Bei „She’s Got A Way“, 1971, hatte er bereits seinen gefühligen, schwelgerischen Stil gefunden, sang dazu hübsch lyrisch und jungenhaft. Mit „Piano Man“ (hier die Demo-Version) und dem gleichnamigen Album wurde aus dem schlingernden Cafe-Musiker jener Billy Joel, der die Troubadour-Existenz zum Thema per se machte. Die Anthologie springt hier hurtig über frühe Fassungen von „Miami 2017“ und „Fve Loved These Days“ zu „Everybody Has A Dream“ (1977), „Until The Night“ und „It’s Still Rock’n’Roll To Me“ (1980) -Songs von Platten, die millionenfach verkauft wurden.

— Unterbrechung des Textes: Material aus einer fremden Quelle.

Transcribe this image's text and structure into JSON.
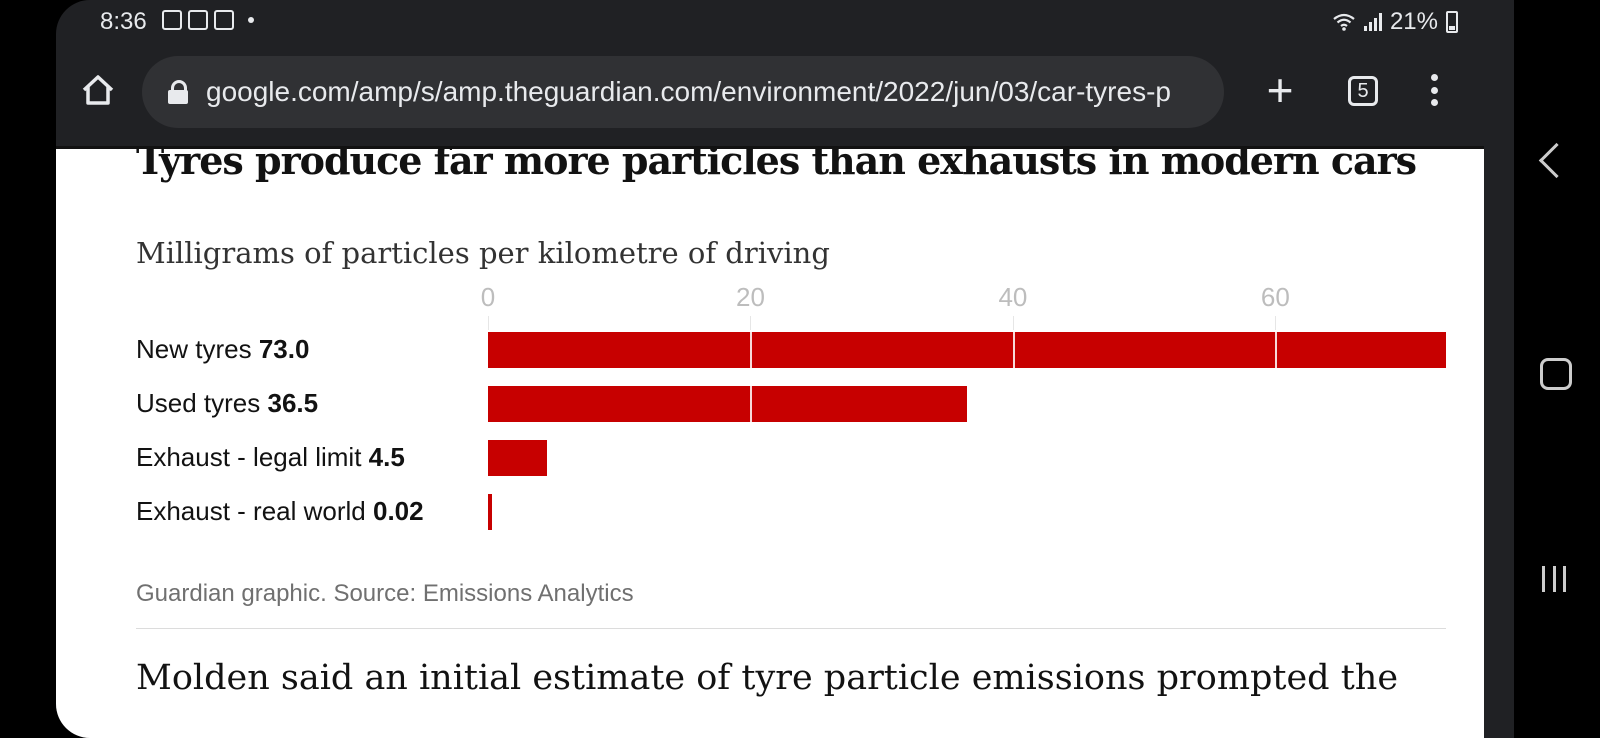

Das Ordnungsprinzip von „My Lives“ ist so inkohärent wie verwirrend neben einer Live-Fassung von „Captain Jack“ und Demos von „The Longest Time“

und „Christie Lee“ gibt es „An Innocent Man“, einen Dance-Remix von „Keep The Faith“, die Album-Version von „Modern Woman“ und das unveröffentlichte „Getting Closer“ mit Steve Winwood, verfaßt für „The Bridge“. Joel selbst ist nicht erfreut über diese Sammlung von Skizzen, Liegengebliebenem und Verworfenem.

Unglücklich sind Joels Adaptionen von „Heartbreak Hotel“, von Carole King und Duke Ellington, Lennon/McCartney und drei Dylan-Stücken, darunter „Highway 61 Revisted“. Sogar an Leonard Cohens „Light As The Breeze“ versuchte er sich 1995. Schließlich hören wir „Goodnight Saigon“ in der „Vietnam Veterans Version“, „New York State Of Mind“ vom „Tribute To Heroes“, 2001, und einige der Klavierstücke, vornehm „William Joel“ zugeschrieben.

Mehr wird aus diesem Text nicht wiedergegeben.